De 'escravo da usina' a gestor escolar: conheça a história de Seu Manoel
"Na usina, eu era escravo como qualquer outro, mas a minha corrente era de ouro. Quer dizer, você tem que saber o seu lugar de empregado", afirma Seu Manoel José Rodrigues, de 65 anos.
O "escravo de corrente de ouro": durante muito tempo, foi assim que Manoel ficou conhecido na Usina Aliança, importante indústria do açúcar e do álcool, localizada em um município homônimo, na região da Zona da Mata pernambucana, que encerrou as atividades em 1996.
O apelido reconhecia uma distinção entre Manoel, trabalhador hábil na comunicação e com fácil acesso aos patrões, e seus colegas, vistos como "escravos da usina" devido à ausência de outras oportunidades.
Filho de um pedreiro e de uma doméstica, Manoel parecia ter o seu destino traçado: na infância, dividir os estudos com o trabalho na roça e, na adolescência, aprender um ofício no Ginásio Industrial de Timbaúba para, então, retornar à usina e seguir o destino do pai, o trabalho como pequeno operário em meio às caldeiras onde nasceu.
Negro e pobre no interior de Pernambuco, as dificuldades não o abateram, mas o impulsionaram a mudar de rota. "Para realizar os sonhos, é preciso fugir ao controle da usina", diz. Em vez de aprender algum dos ofícios de carpinteiro ou pedreiro no Ginásio Industrial, Manoel optou pelo curso científico, já de olho no vestibular, pois seu sonho estava atrás das portas da universidade.
Da vassoura aos livros
Concluído o ensino médio, dos 17 aos 19 anos, ele aceitou o emprego de servente na usina, passando a trabalhar oito horas por dia, tarefa que dividia com o curso de licenciatura e matemática em Nazaré da Mata, município vizinho.
Da vassoura e o pano de chão, usados para limpar a associação de moradores, a escola e a igreja da usina, o jovem migrou para os livros e as canetas. O servente se tornaria gestor escolar, função exercida por 17 anos.
Mas sua jornada não se deu sem alguns percalços.

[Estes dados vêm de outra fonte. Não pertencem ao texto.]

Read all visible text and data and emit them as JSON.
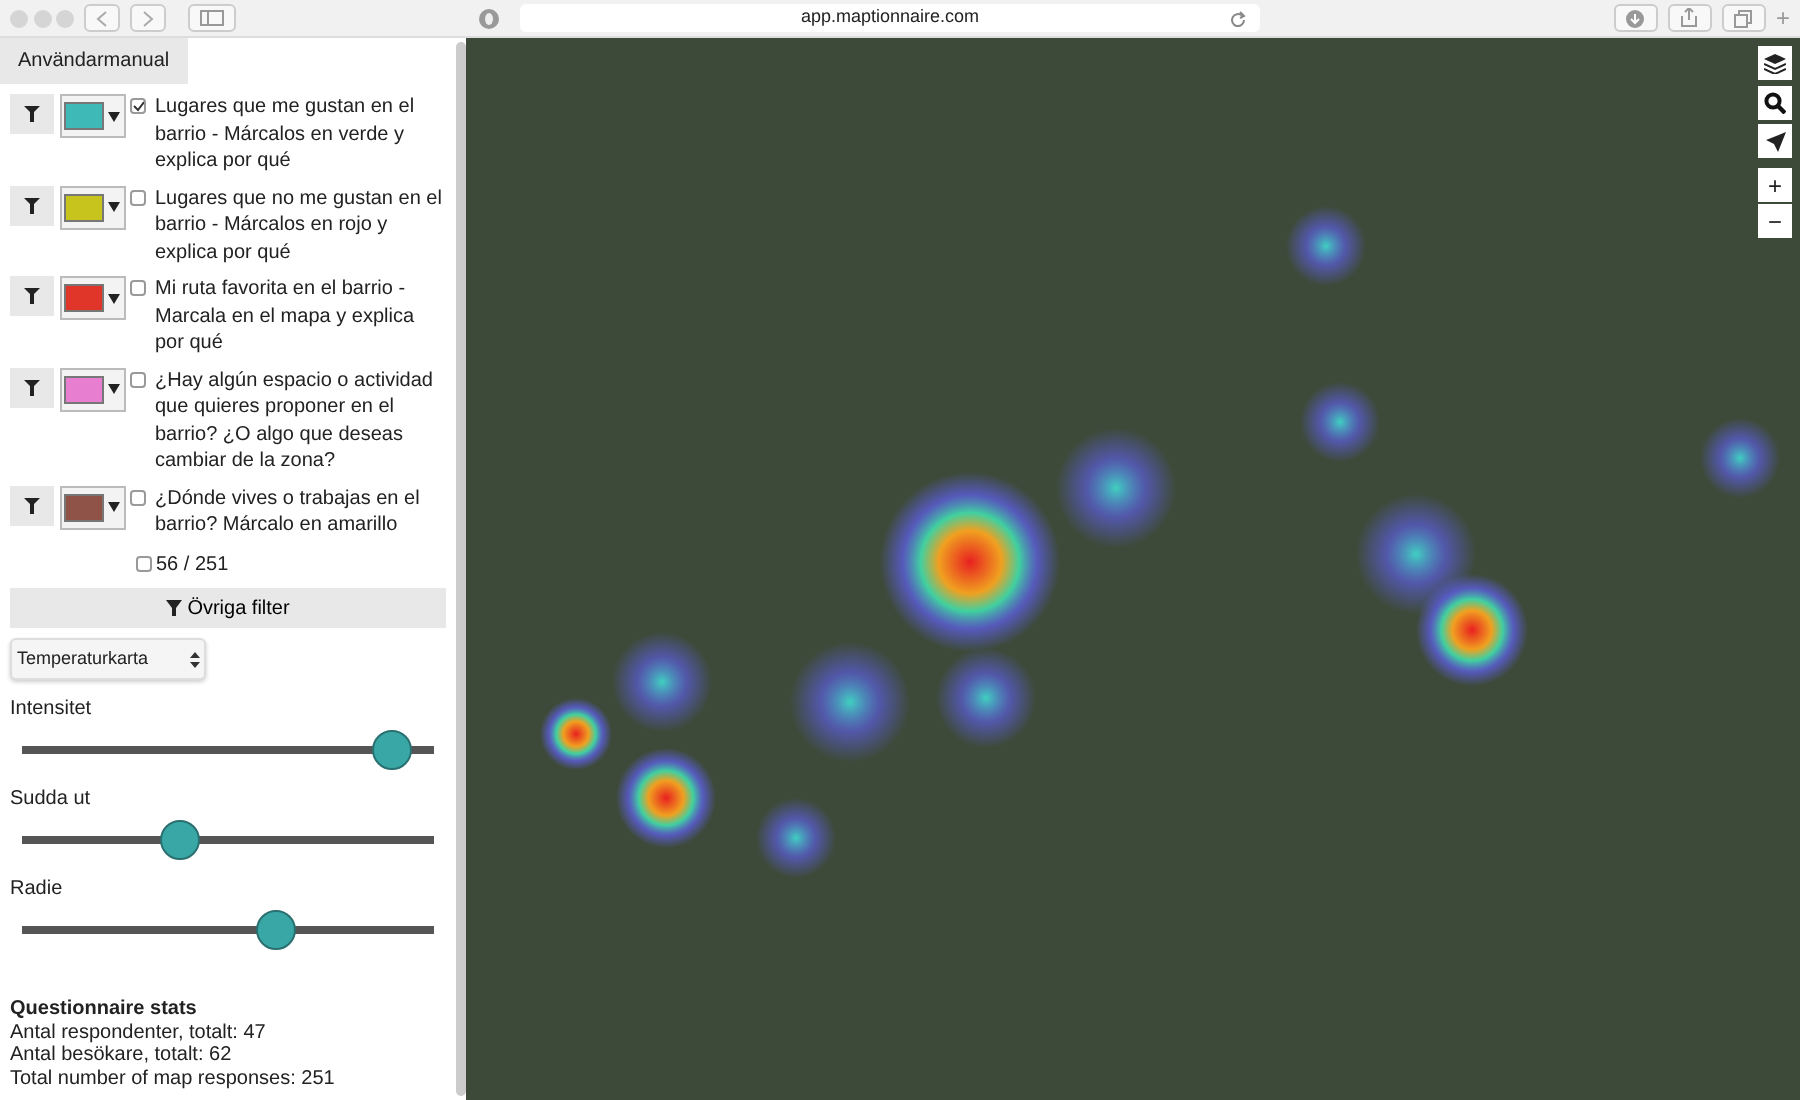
{
  "browser": {
    "url": "app.maptionnaire.com",
    "new_tab": "+"
  },
  "sidebar": {
    "manual_tab": "Användarmanual",
    "layers": [
      {
        "label": "Lugares que me gustan en el barrio - Márcalos en verde y explica por qué",
        "checked": true,
        "color": "#3fb8b8"
      },
      {
        "label": "Lugares que no me gustan en el barrio - Márcalos en rojo y explica por qué",
        "checked": false,
        "color": "#c8c41e"
      },
      {
        "label": "Mi ruta favorita en el barrio - Marcala en el mapa y explica por qué",
        "checked": false,
        "color": "#e0362a"
      },
      {
        "label": "¿Hay algún espacio o actividad que quieres proponer en el barrio? ¿O algo que deseas cambiar de la zona?",
        "checked": false,
        "color": "#e77ed0"
      },
      {
        "label": "¿Dónde vives o trabajas en el barrio? Márcalo en amarillo",
        "checked": false,
        "color": "#8f5347"
      }
    ],
    "count": {
      "label": "56 / 251",
      "checked": false
    },
    "other_filters": "Övriga filter",
    "map_type": "Temperaturkarta",
    "sliders": [
      {
        "label": "Intensitet",
        "level": 0.94
      },
      {
        "label": "Sudda ut",
        "level": 0.37
      },
      {
        "label": "Radie",
        "level": 0.63
      }
    ],
    "stats": {
      "title": "Questionnaire stats",
      "lines": [
        "Antal respondenter, totalt: 47",
        "Antal besökare, totalt: 62",
        "Total number of map responses: 251"
      ]
    }
  },
  "map": {
    "zoom_in": "+",
    "zoom_out": "−"
  }
}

Foi numa greve dos trabalhadores da indústria, entre os anos de 1989 e 1990, que Manoel se deparou com o dilema: seguir como o "escravo de corrente de ouro" ou agir inspirado por seus novos conhecimentos?
"Mesmo com o bom contato [com os patrões], na hora que aconteceu a greve, eu estava do lado dos trabalhadores. Inclusive eu perdi o meu emprego por isso, fui considerado traidor. Isso aconteceu por causa da consciência adquirida com o estudo", relembra.
Da escola da usina à escola do campo
Após dar seus primeiros passos na educação enquanto professor no município vizinho de Vicência, ele retornou à Escola Ignácio Pessoa, onde um dia trabalhou limpando chão, agora com um destino diferente. Em 2006, aquele espaço se transformava na escola do campo, com a missão de incluir moradores do meio rural. "Neste momento, a escola deixava de ser bancária, a serviço da usina, e passava a trabalhar em prol do pessoal do campo", diz.
Para quem, muito antes de ter condições, já havia ousado ir em busca dos próprios sonhos, trabalhar como professor e diretor adjunto de uma escola voltada à formação do camponês era, para Manoel, uma chance de ajudar outras pessoas.
"Eu acredito que, através da educação, a gente pode mudar o mundo. Durante toda a minha vida, eu sempre passei para os meus educandos a possibilidade de ter uma vida consciente e cidadã, de que somos capazes de mudar a história, de fazer a história", afirma.
Escrevendo uma nova história pela educação
Pelo visto, as sementes plantadas por Seu Manoel deram frutos, como relatam alguns de seus alunos, orgulhosos de o terem como referência em sua trajetória.
"Ele é aquele professor que chega junto, dá conselho, ensina para a vida", diz Ubiraci Neves Pedrosa, ex-aluna de Manoel e hoje professora da Escola Municipal Maria Angelina, localizada na antiga sede da usina.
Assistente de gestão da Escola Ignácio Pessoa, Geni Carlos relembra que o que mais a surpreendia em Seu Manoel era a ternura e a ousadia.
"Ele era muito competente, muito amoroso e fazia a gente pensar. Um dia, ele nos fez discutir, por exemplo, qual seria a cor de Jesus. Olhávamos a característica dos povos de onde ele nasceu e ficávamos pensando: por que ele aparece loiro nos quadros?", relembra.
Mesmo aposentado, hoje Manoel colabora com o Comitê Pernambucano de Educação do Campo, ligado ao governo do estado, onde atua na formação de professores voltada a temáticas como ensino no campo, reforma agrária e agricultura familiar, um exemplo para muitos profissionais locais de que, sim, é possível escrever uma nova história por meio da educação.